For more information and sample chapter, visit Book Daily
Synopsis and Chapter descriptions:
Body Memory—how all experience, especially the most intense, whether personal or collective, is literally embodied in each of us, right down to a cellular level. This is the conceptual and spiritual underpinning of my book. The implications for the individual artist and the community that surrounds him are profound. Body Memory suggests how difficult it can be to let go of trauma and move forward since it operates in unconscious or semi-conscious terrain. How can we let go of experiences that have literally become part of us? But it also suggests that the body can be the site of pre-memory and pre-traumatic experience as well, and thus the source of resiliency and redemption. The body remembers but not only pain. It remembers the womb, the first steps and the first embrace as well. And that physical memory pushes us to continually rise and move forward, becoming something new with each step. Thus, though the title derives from the end of the collection—a poem that explores a traumatic memory of a woman being pushed from pick-up truck, the central realization in the second stanza is “not how fragile we are. But how easily transformed.” And the magic, horror, and hope contained within that realization is the thrust of the book overall
The made up of one introductory prose poem and three long, segmented, essays: “Swimming,” “Phys-ed,” and “The Shattering.”
“Swimming,” is formed of one long, lyric essay in which I use my childhood fear of water and my efforts at learning to swim as a metaphor for facing physical and the emotional trauma that occurred as a result of the loss of my wife and oldest son in a car accident in 2004. The thirty six sections move across time weaving the narrative of personal loss—into a larger meditation on identity and what it means to survive and move forward. A shortened version of this essay originally appeared in The Sun.
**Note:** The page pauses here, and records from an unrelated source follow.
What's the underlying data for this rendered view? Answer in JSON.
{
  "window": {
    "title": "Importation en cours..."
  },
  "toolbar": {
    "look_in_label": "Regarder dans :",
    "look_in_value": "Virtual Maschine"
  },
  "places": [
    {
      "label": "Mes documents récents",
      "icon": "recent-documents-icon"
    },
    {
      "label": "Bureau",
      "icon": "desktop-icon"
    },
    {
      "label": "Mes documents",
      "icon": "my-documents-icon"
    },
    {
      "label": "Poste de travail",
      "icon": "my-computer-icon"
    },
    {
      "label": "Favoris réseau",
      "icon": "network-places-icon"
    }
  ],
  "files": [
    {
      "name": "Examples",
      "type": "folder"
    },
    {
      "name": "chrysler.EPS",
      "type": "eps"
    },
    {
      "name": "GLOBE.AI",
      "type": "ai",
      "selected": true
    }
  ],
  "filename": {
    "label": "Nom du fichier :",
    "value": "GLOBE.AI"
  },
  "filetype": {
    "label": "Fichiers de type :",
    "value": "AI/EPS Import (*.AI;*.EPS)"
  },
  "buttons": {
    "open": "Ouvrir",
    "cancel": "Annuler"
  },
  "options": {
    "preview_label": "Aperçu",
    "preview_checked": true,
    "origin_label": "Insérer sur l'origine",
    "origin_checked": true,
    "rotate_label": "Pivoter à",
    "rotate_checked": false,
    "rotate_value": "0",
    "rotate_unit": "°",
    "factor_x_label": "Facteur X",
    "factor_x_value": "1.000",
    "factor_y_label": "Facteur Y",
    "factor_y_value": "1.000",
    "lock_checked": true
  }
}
Phys-ed, is a meditation on the concept of masculinity that explores the problem of masculinity in American Culture. Though it begins with a memory of a bullying experience from when I was twelve years old, the essay branches out from personal experience to explore masculinity more broadly, using locker room culture and the culture of a boys’ summer camp in Maine as intellectual touch-points. A shortened version of this essay originally appeared in The Sun.
The Shattering is an exploration of the problem of expressing physical pain—especially chronic pain–and how that inability results in the isolation of those who suffer from it. As with the other essays in the volume, The Shattering works from personal experience and memory a means of reaching outward to discuss larger issues of cultural consequence.